In the Old Testament God is depicted as the great shepherd of Israel. Jesus’ own ministry was predominantly to Israel (Matthew 15:24). But here Jesus widens the role of the good shepherd, “I have other sheep that are not of this sheep pen. I must bring them also.” The word translated ‘sheep pen’ means a courtyard; so the picture is of a shepherd who has called sheep from one courtyard to lead them out to pasture, and then says there are sheep from another courtyard that he also has responsibility for as their shepherd.

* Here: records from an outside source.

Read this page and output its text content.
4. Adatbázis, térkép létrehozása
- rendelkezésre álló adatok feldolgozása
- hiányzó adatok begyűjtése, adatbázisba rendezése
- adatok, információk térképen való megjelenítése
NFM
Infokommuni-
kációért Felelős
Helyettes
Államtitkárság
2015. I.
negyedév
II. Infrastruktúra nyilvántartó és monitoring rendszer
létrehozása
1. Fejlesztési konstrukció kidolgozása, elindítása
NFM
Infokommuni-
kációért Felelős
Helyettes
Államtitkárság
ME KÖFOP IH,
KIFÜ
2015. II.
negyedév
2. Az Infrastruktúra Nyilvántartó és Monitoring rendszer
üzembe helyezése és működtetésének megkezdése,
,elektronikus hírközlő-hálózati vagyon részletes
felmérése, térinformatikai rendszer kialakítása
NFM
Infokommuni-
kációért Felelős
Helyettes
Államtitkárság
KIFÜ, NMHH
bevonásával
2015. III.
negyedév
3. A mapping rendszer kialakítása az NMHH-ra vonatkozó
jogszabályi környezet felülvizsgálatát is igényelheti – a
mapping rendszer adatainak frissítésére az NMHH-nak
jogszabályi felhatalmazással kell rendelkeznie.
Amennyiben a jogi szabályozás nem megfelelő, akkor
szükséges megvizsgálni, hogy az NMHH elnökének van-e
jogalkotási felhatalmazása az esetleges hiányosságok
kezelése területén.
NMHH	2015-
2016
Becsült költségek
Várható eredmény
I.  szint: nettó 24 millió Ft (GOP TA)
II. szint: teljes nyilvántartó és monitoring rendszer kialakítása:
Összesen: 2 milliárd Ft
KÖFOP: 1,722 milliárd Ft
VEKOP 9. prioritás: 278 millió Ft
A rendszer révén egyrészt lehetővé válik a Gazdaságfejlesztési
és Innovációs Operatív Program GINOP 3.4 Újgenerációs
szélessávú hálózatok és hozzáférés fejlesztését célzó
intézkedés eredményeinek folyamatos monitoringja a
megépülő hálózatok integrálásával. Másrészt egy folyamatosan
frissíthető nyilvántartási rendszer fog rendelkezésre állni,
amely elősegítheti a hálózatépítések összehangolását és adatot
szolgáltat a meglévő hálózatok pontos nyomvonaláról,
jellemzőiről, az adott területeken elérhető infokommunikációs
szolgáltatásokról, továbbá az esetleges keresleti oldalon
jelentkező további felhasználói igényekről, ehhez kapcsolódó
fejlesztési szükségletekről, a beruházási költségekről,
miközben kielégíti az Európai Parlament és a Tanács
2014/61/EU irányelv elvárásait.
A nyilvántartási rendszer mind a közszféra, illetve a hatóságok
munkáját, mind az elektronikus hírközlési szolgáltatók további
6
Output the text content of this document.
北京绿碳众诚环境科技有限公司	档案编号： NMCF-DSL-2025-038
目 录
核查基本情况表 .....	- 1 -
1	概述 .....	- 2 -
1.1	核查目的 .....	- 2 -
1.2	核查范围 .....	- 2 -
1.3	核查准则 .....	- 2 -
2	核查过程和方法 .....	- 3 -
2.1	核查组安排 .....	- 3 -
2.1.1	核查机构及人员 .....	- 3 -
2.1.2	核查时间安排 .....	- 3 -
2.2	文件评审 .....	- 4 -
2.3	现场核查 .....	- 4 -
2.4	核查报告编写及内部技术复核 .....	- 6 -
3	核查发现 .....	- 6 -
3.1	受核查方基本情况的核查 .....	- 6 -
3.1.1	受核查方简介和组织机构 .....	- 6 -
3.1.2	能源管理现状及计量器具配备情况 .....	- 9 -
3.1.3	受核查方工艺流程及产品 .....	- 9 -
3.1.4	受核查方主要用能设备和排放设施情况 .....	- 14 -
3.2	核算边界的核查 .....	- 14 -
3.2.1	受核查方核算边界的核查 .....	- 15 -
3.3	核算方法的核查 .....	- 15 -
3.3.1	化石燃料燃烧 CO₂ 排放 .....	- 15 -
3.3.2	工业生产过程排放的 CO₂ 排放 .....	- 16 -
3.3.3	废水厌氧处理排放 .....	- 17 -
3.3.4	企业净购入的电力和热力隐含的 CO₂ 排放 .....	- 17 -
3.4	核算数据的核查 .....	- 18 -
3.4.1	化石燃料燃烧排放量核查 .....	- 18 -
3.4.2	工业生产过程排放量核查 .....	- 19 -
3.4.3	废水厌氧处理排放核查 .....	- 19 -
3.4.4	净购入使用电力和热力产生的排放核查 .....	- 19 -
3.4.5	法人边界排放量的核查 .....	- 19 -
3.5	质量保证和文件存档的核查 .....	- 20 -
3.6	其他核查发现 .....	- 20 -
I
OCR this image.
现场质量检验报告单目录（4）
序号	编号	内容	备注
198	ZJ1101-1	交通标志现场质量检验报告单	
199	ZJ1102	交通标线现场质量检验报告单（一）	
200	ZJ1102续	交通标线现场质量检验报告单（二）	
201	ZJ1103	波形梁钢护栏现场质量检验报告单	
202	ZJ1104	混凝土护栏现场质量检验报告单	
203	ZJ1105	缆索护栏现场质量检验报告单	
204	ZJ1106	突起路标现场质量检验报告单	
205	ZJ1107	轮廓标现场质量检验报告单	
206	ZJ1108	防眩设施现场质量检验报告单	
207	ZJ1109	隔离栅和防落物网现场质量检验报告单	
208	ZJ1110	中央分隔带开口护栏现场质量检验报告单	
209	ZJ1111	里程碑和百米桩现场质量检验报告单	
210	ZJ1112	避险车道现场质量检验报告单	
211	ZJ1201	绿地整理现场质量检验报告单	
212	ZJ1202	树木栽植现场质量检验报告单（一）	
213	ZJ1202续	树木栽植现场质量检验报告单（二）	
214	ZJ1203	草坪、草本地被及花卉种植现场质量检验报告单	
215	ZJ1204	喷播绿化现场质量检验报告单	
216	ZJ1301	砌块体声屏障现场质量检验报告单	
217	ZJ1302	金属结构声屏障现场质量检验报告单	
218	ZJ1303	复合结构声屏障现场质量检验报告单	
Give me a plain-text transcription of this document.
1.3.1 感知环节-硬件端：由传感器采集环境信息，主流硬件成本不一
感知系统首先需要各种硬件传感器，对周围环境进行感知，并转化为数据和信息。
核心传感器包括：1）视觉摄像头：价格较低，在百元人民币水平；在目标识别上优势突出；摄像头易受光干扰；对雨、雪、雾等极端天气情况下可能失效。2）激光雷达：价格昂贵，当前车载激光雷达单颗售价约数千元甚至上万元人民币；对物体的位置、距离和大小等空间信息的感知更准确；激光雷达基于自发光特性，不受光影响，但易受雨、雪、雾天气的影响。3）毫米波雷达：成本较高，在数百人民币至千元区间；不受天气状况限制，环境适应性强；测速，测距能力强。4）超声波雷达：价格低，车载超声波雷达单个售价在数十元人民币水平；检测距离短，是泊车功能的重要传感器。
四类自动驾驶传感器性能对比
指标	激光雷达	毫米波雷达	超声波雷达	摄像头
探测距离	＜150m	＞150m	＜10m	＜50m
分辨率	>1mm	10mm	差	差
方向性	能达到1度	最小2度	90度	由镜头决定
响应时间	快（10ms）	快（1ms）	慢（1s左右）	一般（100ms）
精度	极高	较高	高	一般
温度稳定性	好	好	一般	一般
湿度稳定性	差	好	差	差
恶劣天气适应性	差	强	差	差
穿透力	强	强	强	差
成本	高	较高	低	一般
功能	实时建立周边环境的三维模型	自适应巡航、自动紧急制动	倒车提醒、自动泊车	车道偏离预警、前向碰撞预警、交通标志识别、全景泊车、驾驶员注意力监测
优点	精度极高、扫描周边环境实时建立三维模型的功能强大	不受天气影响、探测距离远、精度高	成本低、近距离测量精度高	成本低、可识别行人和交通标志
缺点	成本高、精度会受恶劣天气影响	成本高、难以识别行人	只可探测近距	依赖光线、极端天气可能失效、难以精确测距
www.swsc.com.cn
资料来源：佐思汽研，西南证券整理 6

The original sheep are the people of Israel. Jesus is calling them, and those from His Jewish contemporaries who are ready for the call are hearing His voice, trusting Him and coming to Him. But as Israel’s prophets had always hinted, the God of Israel was never interested solely in Israel. His call to Israel was for the sake of the whole world. The ‘other sheep’ are the great company, from every nation under heaven that God intends to save, and to save through Jesus. The Jewish Messiah is to be the Lord, the shepherd, of the whole world. “They too will listen to my voice, and there shall be one flock and one shepherd.

Jesus had already said He would lay down His life for His sheep (10:11,15) but the motive there was His love for them. But now another motive is added, “The reason my Father loves me is that I lay down my life – only to take it up again.” Jesus laid down His life in obedience to the Father, an obedience that drew out the Father’s love for His Son. The Father loves the Son, the shepherd, especially because He will express the Father’s own love for the world by giving up His life for it.

In the plan of salvation it was necessary for the Son to lay down His life for His people, but He laid down His life “only to take it up again.” He would rise from the dead.

While Jesus’ life was taken from Him by evil men, it was not outside His control. “No one takes it from me, but I lay it down of my own accord. I have authority to lay it down and authority to take it up again. This commandment I received from the Father.” John is careful not to portray Jesus as a victim of circumstance in his gospel, but as someone who was in control of His destiny. He gave Himself freely.

Jesus was not forced to die against His will. He willingly embraced the pain of death for you because He loved you so much and He loved His own Father so much. This double-love motive gives you enormous security. You are safe and secure in the arms of Jesus.